Fiziksel ansiklopedi. 5 cilt halinde. - M .: Sovyet Ansiklopedisi. Genel Yayın Yönetmeni A. M. Prokhorov. 1988 .


Diğer sözlüklerde "ZAMAN PARADOKSU"nun ne olduğuna bakın:

    Zaman paradoksu

    Bu sayfanın ciddi bir revizyona ihtiyacı var. Wikileştirilmesi, genişletilmesi veya yeniden yazılması gerekebilir. Nedenlerin açıklaması ve Wikipedia sayfasındaki tartışma: İyileştirme için / 7 Kasım 2012. İyileştirme için ayarlanma tarihi 7 Kasım 2012 ... Wikipedia

    ikiz paradoksu- laiko paradoksas statusas T sritis fizika atitikmenys: engl. saat paradoksu; ikiz paradoks vok. Uhrenparadoxon, n; Zwillingsparadoxon, Rusya. ikiz paradoksu, m; zaman paradoksu, m; saat paradoksu, m pranc. saatin paradoksu, m; paradoks… … Fizikos terminų žodynas

    saat paradoksu- laiko paradoksas statusas T sritis fizika atitikmenys: engl. saat paradoksu; ikiz paradoks vok. Uhrenparadoxon, n; Zwillingsparadoxon, Rusya. ikiz paradoksu, m; zaman paradoksu, m; saat paradoksu, m pranc. saatin paradoksu, m; paradoks… … Fizikos terminų žodynas

    Öldürülen Büyükbaba Paradoksu, ilk kez (bu başlık altında) bilim kurgu yazarı René Barjavel tarafından 1943 tarihli Le Voyageur Imprudent adlı kitabında açıklanan, zaman yolculuğunu içeren önerilen bir paradokstur. Paradoks... ... Vikipedi

    Işık hızına yakın hızda dönen bir diski dikkate alan bir düşünce deneyi.
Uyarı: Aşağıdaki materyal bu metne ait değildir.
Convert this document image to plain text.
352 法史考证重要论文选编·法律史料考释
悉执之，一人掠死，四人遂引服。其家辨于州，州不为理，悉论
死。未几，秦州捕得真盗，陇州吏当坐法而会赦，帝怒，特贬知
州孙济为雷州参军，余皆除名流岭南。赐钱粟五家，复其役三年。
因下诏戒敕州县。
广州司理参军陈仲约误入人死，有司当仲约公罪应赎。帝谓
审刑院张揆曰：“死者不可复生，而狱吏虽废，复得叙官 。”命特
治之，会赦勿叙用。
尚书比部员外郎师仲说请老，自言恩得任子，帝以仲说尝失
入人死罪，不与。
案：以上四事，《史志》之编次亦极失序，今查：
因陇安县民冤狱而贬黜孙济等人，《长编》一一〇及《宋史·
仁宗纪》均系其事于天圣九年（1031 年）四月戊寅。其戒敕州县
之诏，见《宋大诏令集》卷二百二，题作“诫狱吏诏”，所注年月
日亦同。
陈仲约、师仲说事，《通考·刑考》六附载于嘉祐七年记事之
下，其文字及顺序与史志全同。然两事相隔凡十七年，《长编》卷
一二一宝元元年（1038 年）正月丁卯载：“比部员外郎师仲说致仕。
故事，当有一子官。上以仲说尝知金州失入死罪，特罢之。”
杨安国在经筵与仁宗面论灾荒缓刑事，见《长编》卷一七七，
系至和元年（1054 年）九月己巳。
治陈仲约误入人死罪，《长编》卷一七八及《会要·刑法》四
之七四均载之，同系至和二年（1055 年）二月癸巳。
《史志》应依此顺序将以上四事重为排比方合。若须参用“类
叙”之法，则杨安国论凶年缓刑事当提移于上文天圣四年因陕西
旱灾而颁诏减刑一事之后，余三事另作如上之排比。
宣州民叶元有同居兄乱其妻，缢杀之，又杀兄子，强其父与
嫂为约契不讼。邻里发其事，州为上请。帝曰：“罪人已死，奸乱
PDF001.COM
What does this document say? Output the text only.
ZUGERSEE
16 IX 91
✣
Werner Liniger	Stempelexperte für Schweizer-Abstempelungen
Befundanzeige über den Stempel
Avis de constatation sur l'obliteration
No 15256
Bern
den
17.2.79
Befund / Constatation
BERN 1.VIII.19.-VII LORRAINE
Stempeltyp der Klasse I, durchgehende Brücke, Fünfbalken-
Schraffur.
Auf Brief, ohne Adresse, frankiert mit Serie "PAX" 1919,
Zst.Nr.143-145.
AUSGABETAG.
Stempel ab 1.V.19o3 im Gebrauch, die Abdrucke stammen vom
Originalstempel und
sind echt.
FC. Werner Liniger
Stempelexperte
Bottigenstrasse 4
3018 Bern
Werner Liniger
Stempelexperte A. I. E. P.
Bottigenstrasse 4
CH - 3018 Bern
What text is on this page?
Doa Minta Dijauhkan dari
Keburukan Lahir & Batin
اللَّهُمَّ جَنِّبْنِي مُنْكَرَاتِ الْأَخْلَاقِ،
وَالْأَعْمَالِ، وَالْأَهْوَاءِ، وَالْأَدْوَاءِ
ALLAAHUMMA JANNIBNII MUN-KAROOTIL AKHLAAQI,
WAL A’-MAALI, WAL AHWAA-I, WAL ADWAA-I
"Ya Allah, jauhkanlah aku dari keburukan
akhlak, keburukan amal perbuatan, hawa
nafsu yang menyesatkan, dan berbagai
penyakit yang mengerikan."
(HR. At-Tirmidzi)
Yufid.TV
Modern anlayışta, klasik mekaniğin bazı kavramlarının özel görelilik teorisi ile uyumsuzluğunun yanı sıra farklı olma ihtimalini de göstermektedir... ... Vikipedi

    Einstein Podolsky Rosen'in paradoksu (EPR paradoksu), bir mikro nesnenin parametrelerini dolaylı olarak, bunu etkilemeden ölçmekten oluşan bir düşünce deneyi kullanarak kuantum mekaniğinin eksikliğine işaret etme girişimidir... ... Vikipedi

    Einstein Podolsky Rosen paradoksu (EPR paradoksu), bir mikro nesnenin parametrelerinin, bu nesneyi etkilemeden dolaylı olarak ölçülmesinden oluşan bir düşünce deneyi kullanarak kuantum mekaniğinin eksikliğine işaret etme girişimidir... ... Vikipedi

Kitabın

  • Svarga. Zamanın paradoksu, Marina Zagorodskaya. İnsanlık giderek zaman yolculuğunu düşünüyor. Peki sonuçları ne olacak? Bu bir bütün olarak medeniyetin gelişimini etkilemez mi? Geçmişte bir zaman yolcusunu neler bekliyor?